READERS' COMMENTS [8]

Please note, only GPs are permitted to add comments to articles

Turn out The Lights 22 March, 2024 10:26 am

Looks like they are building the foundations of the nhs on sand.No worries there then!

So the bird flew away 22 March, 2024 10:38 am

Another flag that NHS being moved towards USA style of first contact where there’s hardly any notion of a GP, ready for that US trade deal. Both mainstream parties have likely signed up for this, so even more important that GPs voices are heard by the public. Maybe there’s still time to send a message to the next Govt.
Even those GPs advocating going “Guernsey” option will find that once NHS is transmuted into a US style, private GP will quickly do a dodo.

David Church 22 March, 2024 12:10 pm

The estimate of FTE % for SAS doctors is faulty, as it does not account sufficiently for training time, and uses the wrong definition of FTE hours of work – which as we all know is 26 hours per week, spread between 8 am and 8 pm 5.5 days per week…….. whereas 3/4 time is only 19 hours, but takes longer too. Can NAO understand the hours differences enough to know what is FT and what is not, and how much training an SAS doctor would require, including fully-qualified GP supervision?
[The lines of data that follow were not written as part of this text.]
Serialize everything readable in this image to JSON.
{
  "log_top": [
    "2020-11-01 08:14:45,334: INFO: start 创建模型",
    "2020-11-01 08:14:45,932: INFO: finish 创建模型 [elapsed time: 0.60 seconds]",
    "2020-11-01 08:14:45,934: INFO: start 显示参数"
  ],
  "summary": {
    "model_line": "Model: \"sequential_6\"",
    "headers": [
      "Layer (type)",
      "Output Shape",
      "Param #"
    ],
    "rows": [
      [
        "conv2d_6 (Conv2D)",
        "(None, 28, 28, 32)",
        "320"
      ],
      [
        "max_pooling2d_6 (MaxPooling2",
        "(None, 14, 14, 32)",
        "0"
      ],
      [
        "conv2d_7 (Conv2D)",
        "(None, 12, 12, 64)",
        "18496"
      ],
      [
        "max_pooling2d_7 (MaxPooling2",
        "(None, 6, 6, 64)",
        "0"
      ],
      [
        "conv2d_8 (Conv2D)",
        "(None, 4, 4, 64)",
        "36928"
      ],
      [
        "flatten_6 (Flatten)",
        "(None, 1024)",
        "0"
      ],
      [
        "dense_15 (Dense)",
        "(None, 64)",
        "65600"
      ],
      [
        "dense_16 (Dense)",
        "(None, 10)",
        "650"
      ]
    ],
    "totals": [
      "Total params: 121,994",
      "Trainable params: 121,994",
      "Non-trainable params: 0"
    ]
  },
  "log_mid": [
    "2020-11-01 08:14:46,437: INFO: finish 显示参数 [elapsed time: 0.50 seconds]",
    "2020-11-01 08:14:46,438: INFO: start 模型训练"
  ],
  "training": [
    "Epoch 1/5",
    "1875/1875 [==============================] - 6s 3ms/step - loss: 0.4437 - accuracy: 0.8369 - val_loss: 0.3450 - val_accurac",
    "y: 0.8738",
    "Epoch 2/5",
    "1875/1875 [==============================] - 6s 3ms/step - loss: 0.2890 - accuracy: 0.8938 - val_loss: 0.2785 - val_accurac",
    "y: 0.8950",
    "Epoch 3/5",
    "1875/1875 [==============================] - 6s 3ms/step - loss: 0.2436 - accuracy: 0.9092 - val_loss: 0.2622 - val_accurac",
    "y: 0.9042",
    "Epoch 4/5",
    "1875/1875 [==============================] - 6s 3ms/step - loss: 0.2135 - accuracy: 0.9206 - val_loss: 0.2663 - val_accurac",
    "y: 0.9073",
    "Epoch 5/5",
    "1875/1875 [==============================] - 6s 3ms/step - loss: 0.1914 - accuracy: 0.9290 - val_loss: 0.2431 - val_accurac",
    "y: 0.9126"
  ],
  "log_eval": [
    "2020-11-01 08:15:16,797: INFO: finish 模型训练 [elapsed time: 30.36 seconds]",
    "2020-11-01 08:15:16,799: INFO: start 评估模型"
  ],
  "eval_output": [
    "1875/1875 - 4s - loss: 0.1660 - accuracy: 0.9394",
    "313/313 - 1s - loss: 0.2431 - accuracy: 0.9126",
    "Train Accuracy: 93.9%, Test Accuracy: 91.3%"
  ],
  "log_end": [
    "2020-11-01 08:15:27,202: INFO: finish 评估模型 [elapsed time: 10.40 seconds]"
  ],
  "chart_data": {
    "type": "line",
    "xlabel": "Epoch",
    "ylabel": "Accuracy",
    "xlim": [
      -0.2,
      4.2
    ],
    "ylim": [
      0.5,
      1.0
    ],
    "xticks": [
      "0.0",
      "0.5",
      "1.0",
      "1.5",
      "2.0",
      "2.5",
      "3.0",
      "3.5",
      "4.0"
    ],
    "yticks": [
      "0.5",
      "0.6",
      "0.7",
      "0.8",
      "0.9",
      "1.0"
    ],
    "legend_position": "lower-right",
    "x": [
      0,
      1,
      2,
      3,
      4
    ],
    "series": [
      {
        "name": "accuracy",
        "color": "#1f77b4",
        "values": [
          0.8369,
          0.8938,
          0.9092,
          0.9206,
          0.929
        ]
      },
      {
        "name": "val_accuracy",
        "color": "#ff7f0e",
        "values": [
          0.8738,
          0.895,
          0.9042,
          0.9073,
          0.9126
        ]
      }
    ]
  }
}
Dylan Summers 22 March, 2024 12:14 pm

Bringing SAS doctors into primary care is a great idea – but should be done by giving them GP training (perhaps shortened if appropriate) and then working as GPs.

Mr Marvellous 22 March, 2024 1:36 pm

This isn’t a mistake, it’s policy.

George Forrest 22 March, 2024 2:45 pm

The country urgently needs a realistic NHS workforce plan based on evidence – NHSE delivers a deleterious policy of politicised magical thinking
Just stick to the brief?

Northern Trainer 22 March, 2024 6:19 pm

Mr Marvellous is sadly absolutely correct. This was a transparent and planned policy laid out before our profession’s paid and elected leaders years ago. At the tail end of their careers they placed their own pole-climbing quest for honours ahead of the core values of General Practice and its future. They know who they are.
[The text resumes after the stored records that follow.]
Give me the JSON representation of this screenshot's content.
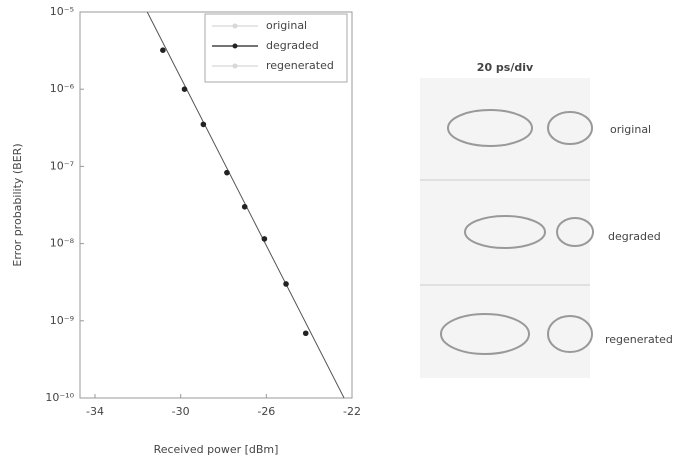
{
  "chart_data": {
    "type": "scatter",
    "xlabel": "Received power [dBm]",
    "ylabel": "Error probability (BER)",
    "log_y": true,
    "xlim": [
      -34.7,
      -22
    ],
    "xticks": [
      -34,
      -30,
      -26,
      -22
    ],
    "ylim": [
      1e-10,
      1e-05
    ],
    "yticks": [
      {
        "value": 1e-05,
        "label": "10⁻⁵"
      },
      {
        "value": 1e-06,
        "label": "10⁻⁶"
      },
      {
        "value": 1e-07,
        "label": "10⁻⁷"
      },
      {
        "value": 1e-08,
        "label": "10⁻⁸"
      },
      {
        "value": 1e-09,
        "label": "10⁻⁹"
      },
      {
        "value": 1e-10,
        "label": "10⁻¹⁰"
      }
    ],
    "legend": "upper right",
    "series": [
      {
        "name": "original",
        "color": "#d8d8d8",
        "x": [],
        "values": []
      },
      {
        "name": "degraded",
        "color": "#222222",
        "x": [
          -30.83,
          -29.82,
          -28.94,
          -27.84,
          -27.01,
          -26.09,
          -25.08,
          -24.16
        ],
        "values": [
          3.2e-06,
          1e-06,
          3.5e-07,
          8.3e-08,
          3e-08,
          1.15e-08,
          3e-09,
          6.9e-10
        ]
      },
      {
        "name": "regenerated",
        "color": "#d8d8d8",
        "x": [],
        "values": []
      }
    ],
    "fit": {
      "color": "#555555",
      "x": [
        -31.56,
        -22.37
      ],
      "values": [
        1e-05,
        1e-10
      ]
    },
    "eye": {
      "scale": "20 ps/div",
      "labels": [
        "original",
        "degraded",
        "regenerated"
      ]
    }
  }
}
This set of critical mistakes will be analysed and written about for years as the impact is inevitably felt by all. If only “why don’t we just fund the service properly and ensure we have enough GPs” was a sentence uttered at the start of this car crash……..

Just Your Average Joe 24 March, 2024 7:56 pm

Its already hitting buffers as they haven’t put the money ion, and the expansion in medical school numbers less than needed for the coming year, so it will be behind schedule from day 1.
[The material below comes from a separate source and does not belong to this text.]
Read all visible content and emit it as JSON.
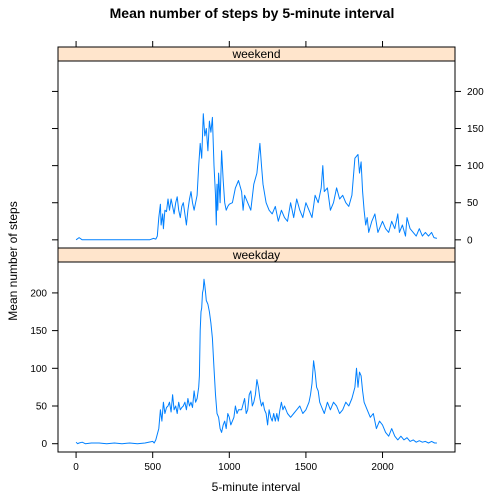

Plus you need to keep the doctors going into GP training, in the profession when they qualify , so you don’t lose the valuable product you spent almost a decade in training ( from A levels!), at the final hurdle.

S0 if currently 3500 in GP training you may falsely expect to get 3500 GPs – but they will not actually give you 3500 FTE working GPs – because in the current climate you may be lucky to get 2500FTE working GPs at most.